Mr. Ford urged municipalities to work with his government and not seek to strike individual deals with Ottawa. He said he’s also discussed the matter with Deputy Prime Minister Chrystia Freeland, and he believes a deal will eventually be reached.
The federal Liberal government’s $30-billion, five-year child-care plan promises to cut fees to an average of $10 a day across the country and trim them in half by next year. Ottawa has offered Ontario $10.2-billion, based on the province’s population. But Ontario says it should get more, because it spends $3.6-billion on full-day kindergarten for about 260,000 four- and five-year-olds.
Karina Gould, the federal Minister of Families, Children and Social Development, said this week that Ontario has still not submitted a detailed plan on how it would spend federal funds after Ottawa sent a term sheet to all provinces and territories seven months ago.
Mikaela Harrison, a spokeswoman for Ms. Gould, said Ontario’s share of the funding is consistent with other jurisdictions, and also accounts for the higher child-care fees that parents pay in Ontario.
“We look forward to kick-starting negotiations once Ontario joins us at the table. Over the past seven months, we have struck agreements with Conservative, NDP and Liberal governments, by working in good faith,” she said.
Ontario Education Minister Stephen Lecce said this week the deal, as presented, would mean Ontario would not get to $10-a-day child care by even the fifth year of the agreement, and pushed for a longer-term commitment from the federal government.
Mr. Lecce sent Ms. Gould a letter Friday with Ontario’s “core priorities,” and will be sending updated modelling to the federal government. Ontario officials said the province would only get to $21 a day by 2025, although the modelling won’t be released publicly.
Ontario NDP Leader Andrea Horwath on Tuesday accused the province of lacking the urgency needed to get a deal done, noting child care can sometimes cost more than a monthly mortgage.
“Why has Ontario still not done its homework, leaving families to wait even longer? Why do we not have that child-care deal right now?” she told the Legislature.
Carolyn Ferns, public policy co-ordinator at the Ontario Coalition for Better Child Care, an advocacy group for public and non-profit child care, said Mr. Ford’s argument that Ontario isn’t getting enough money per capita has been “debunked,” as has the need for extra funding for full-day kindergarten.
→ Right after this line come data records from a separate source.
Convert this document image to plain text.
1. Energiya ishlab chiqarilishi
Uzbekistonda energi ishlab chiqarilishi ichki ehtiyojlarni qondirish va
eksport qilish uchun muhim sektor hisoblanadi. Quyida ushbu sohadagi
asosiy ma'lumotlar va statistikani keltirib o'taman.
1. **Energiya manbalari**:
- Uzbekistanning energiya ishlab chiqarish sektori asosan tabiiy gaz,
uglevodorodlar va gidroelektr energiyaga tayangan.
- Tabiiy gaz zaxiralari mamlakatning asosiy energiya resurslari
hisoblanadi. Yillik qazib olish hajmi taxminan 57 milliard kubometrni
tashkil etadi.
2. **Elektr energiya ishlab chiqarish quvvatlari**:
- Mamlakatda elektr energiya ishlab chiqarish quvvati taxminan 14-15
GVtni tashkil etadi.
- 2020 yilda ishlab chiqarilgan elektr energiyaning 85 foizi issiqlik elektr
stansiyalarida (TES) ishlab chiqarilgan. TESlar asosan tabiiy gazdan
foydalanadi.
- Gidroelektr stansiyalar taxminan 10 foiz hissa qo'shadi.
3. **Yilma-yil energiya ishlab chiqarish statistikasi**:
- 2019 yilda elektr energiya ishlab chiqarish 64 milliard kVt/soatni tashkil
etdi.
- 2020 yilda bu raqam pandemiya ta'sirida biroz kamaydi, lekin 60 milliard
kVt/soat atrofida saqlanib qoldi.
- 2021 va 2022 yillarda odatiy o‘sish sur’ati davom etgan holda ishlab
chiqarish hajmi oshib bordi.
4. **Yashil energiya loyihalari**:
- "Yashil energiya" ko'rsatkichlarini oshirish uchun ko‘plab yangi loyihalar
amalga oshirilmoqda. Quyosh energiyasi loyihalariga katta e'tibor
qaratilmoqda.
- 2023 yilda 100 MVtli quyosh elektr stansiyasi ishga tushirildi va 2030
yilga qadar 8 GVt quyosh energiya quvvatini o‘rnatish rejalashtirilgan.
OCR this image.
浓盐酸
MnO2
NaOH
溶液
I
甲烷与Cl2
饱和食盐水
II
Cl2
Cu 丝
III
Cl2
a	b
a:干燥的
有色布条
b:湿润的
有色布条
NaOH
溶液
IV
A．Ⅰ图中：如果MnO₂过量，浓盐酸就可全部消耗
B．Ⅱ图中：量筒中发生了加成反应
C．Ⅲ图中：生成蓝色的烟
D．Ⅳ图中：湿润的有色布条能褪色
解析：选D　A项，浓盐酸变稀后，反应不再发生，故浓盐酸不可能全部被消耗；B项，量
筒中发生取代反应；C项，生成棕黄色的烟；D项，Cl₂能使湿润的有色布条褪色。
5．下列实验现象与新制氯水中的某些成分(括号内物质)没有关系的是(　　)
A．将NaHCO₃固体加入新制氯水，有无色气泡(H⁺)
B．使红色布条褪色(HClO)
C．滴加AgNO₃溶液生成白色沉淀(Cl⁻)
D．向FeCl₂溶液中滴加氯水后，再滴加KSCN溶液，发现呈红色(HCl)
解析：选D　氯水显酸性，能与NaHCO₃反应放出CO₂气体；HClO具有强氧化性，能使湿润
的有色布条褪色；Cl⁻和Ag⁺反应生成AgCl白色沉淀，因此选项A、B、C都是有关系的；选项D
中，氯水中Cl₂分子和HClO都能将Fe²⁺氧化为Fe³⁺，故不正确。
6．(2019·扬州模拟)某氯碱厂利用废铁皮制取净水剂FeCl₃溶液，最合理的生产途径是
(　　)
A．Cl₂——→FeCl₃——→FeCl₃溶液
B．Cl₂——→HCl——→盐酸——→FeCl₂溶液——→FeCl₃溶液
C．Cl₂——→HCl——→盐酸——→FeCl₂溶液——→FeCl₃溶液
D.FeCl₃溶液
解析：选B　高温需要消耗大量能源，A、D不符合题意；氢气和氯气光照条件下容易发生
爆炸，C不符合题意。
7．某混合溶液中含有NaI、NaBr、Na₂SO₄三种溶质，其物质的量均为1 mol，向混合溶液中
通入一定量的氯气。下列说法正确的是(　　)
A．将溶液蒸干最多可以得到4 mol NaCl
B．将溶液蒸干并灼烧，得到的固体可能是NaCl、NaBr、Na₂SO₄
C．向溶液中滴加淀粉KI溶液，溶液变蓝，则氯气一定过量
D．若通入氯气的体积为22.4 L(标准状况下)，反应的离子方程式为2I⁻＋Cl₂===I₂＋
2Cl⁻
“It’s never been the intention of this money to pay provinces off for programs that we already have in place. It’s to lower child-care fees for families and to increase spaces,” she said. “It feels like they’re playing politics with this.”
But the Association of Day Care Operators of Ontario, which represents both commercial and not-for-profit licensed child-care programs, urged the province to take its time in negotiations. About a quarter of licensed child-care spaces are run as small businesses, and Ontario is the only province that supplies almost all provincial funding for licensed child care to municipalities instead of directly to providers, the association said.
“The Ontario system is diverse and a ‘one-size-fits-all’ may not work in Ontario,” spokeswoman Jenny Jackson said.
The federal government has completed bilateral $10-a-day care deals with nine provinces and territories. Ontario, New Brunswick, Nunavut and the Northwest Territories have yet to sign on.